According to the Hindu religion, Parvati as a mortal ends up as a goddess, wife of Shiva and mother of Ganesha.  The interpretation of the sacred will emphasize that Parvati has risen spiritually to become a deity.  She first killed or deconstructed her first state, that of the mortal woman in order to rise or to rebuild herself spiritually in a new being, the goddess, or the “supreme feminine principle”.  This process is identical to the artist’s approach which deconstructs the human being and reconstructs the person into another living being ” human-bird”, without a fixed or precise identity or membership of a race, culture, or religion which would limit the person and above all, without a geographic space determined or limited by physical borders of a country or a continent.

Ganesh ou Ganesha as a god is represented by an elephant head.  He is the son of Shiva and Parvati.

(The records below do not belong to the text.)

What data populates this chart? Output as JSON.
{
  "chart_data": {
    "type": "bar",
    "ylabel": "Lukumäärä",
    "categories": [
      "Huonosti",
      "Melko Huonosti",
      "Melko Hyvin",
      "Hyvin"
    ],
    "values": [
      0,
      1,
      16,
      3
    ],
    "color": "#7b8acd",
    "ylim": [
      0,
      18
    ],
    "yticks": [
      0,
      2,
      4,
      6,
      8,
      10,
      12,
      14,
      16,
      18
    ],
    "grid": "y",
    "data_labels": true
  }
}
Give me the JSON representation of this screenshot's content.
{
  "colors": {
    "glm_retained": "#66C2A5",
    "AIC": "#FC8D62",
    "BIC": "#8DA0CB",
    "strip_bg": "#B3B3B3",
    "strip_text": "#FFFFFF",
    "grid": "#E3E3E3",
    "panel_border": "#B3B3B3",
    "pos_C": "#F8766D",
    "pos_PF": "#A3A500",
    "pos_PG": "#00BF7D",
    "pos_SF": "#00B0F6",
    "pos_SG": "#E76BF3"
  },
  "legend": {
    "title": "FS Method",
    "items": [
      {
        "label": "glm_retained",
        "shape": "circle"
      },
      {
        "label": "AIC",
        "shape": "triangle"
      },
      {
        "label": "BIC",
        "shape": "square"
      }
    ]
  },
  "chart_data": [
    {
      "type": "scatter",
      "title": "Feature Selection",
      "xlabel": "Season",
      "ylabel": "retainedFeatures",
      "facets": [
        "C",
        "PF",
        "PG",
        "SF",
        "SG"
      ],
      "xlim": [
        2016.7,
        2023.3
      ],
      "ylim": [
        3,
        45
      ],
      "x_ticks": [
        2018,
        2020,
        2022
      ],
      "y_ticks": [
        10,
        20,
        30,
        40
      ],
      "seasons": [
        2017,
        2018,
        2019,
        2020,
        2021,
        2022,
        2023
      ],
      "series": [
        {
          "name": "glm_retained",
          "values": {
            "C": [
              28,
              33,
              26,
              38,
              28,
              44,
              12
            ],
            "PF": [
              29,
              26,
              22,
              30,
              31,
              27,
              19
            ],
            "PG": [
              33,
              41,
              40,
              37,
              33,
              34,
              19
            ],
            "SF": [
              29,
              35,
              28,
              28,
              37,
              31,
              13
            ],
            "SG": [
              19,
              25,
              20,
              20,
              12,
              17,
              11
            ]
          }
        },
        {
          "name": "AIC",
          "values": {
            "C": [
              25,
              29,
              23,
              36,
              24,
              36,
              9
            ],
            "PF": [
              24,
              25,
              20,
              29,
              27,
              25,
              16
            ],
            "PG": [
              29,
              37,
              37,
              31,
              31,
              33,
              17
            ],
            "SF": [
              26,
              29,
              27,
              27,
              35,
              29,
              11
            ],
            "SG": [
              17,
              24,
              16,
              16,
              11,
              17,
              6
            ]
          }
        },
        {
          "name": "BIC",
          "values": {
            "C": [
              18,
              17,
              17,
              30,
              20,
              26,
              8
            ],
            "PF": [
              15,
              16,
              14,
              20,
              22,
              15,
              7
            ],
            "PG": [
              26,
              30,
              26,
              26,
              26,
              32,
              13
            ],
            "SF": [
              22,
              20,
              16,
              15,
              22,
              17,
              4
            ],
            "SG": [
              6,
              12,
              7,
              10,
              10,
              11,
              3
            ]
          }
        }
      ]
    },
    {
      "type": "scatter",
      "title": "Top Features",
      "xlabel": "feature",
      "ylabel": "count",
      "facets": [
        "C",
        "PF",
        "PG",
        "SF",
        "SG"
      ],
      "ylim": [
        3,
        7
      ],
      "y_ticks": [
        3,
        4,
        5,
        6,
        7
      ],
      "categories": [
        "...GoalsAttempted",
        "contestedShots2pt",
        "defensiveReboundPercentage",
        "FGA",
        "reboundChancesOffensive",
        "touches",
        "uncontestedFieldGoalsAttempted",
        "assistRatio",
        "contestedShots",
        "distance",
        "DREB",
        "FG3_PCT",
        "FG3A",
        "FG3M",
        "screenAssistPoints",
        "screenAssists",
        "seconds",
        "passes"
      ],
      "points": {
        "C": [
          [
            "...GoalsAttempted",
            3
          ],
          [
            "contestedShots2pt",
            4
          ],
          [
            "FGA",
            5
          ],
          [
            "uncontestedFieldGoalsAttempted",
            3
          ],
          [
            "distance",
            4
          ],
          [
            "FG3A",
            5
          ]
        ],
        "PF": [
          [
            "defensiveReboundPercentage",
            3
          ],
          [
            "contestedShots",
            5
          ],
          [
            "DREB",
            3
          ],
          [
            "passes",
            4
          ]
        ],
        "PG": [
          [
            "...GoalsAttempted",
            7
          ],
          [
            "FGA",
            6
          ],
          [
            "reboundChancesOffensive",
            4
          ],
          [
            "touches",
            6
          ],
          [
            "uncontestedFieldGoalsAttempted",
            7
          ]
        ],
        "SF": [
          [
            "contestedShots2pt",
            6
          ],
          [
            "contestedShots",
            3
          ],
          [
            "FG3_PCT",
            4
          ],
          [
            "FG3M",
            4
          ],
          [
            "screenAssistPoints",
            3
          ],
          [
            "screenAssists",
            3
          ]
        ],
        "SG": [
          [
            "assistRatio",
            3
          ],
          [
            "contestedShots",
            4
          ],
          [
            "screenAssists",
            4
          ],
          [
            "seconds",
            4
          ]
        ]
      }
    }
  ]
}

He is the most popular god, the god of Knowledge.

Street art by Parvati from Instagram

Photo by Delutu

It is by accomplishing these acts that the artist Parvati is defined as “troubled” or “particular” being for some and “spiritual” for others, the one who disturbs religious formatting as well as the moral and social codes of a society that we want unchanging, responding to the principles of the Judeo-Christian, Muslim and Hindu societies.